We would have understood this promise about heart circumcision in light of what Moses had said to us earlier in Deuteronomy 10:15, 16, “Yet the LORD set his affection on your forefathers and loved them, and he chose you, their descendants, above all the nations, as it is today. Circumcise your hearts, therefore, and do not be stiff-necked any longer.”
Do these blessing and curses point to a distant future? Yes. But they also point to an immediate future, long before the time after the return from the Babylonian Captivity. Would not Naomi have understood her journey into Moab with Elimelech and her return with Ruth to be a fulfillment of the blessings and curses of Deuteronomy?
Heart circumcision was very much the emphasis of the Old Covenant. Of the some six hundred cases where the Hebrew Bible uses the word, LEB, “heart,” a significant number of verses point to the need of a godly heart, one that could only exist after a heart was circumcised. For example, Solomon confessed that his father David was “upright in heart.” And Psalm 7:9, 10 implores, “O righteous God, who searches minds and HEARTS, bring to an end the violence of the wicked and make the righteous secure. My shield is God Most High, who saves the upright in HEART.”

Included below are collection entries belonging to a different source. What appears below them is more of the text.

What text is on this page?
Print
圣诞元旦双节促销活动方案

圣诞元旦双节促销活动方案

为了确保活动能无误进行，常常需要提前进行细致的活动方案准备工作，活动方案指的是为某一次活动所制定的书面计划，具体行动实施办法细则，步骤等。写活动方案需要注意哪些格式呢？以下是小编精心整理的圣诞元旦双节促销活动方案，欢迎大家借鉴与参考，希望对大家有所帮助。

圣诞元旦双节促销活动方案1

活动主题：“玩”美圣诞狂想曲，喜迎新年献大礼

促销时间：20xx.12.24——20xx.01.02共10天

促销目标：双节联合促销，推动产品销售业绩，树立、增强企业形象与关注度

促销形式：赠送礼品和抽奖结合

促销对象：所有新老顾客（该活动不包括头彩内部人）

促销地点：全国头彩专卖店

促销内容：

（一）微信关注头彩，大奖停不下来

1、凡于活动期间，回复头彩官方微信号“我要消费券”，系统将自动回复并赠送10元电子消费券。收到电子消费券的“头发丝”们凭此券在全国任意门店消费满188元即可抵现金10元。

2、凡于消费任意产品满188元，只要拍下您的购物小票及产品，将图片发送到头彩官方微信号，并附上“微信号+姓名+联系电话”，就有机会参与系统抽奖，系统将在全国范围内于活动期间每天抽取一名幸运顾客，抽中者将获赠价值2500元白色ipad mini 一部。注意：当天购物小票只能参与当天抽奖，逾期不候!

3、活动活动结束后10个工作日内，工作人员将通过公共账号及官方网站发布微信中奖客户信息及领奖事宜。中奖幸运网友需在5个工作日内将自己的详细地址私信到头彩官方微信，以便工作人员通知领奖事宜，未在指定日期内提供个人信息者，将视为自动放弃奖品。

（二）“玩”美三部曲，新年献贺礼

The Old Testament itself indicates that there was an inner reality to circumcision that no one possessed simply because his prepuce was clipped. That is why Jeremiah admonished some physically circumcised descendants of Abraham that they needed to experience the reality of circumcision by means of a sovereign work of grace: “Circumcise yourselves to the LORD, circumcise your hearts, you men of Judah and people of Jerusalem, or my wrath will break out and burn like fire because of the evil you have done—burn with no one to quench it.” (Jeremiah 4:4.)
‘“The days are coming,” declares the LORD, “when I will punish all who are circumcised only in the flesh—Egypt, Judah, Edom, Ammon, Moab and all who live in the desert in distant places. For all these nations are really uncircumcised, and even the whole house of Israel is uncircumcised in heart.”’ (Jeremiah 9:25, 26.)
Romans 9:6-8 describes the situation that existed under the Old Testament: ‘It is not as though God’s word had failed. For not all who are descended from Israel are Israel . Nor because they are his descendants are they all Abraham’s children. On the contrary, “It is through Isaac that your offspring will be reckoned.” In other words, it is not the natural children who are God’s children, but it is the children of the promise who are regarded as Abraham’s offspring.’ As it was then, so it is now: there is always the true people of God within the visible people of God. Our prayers must be that both our children and ourselves are truly part of God’s people.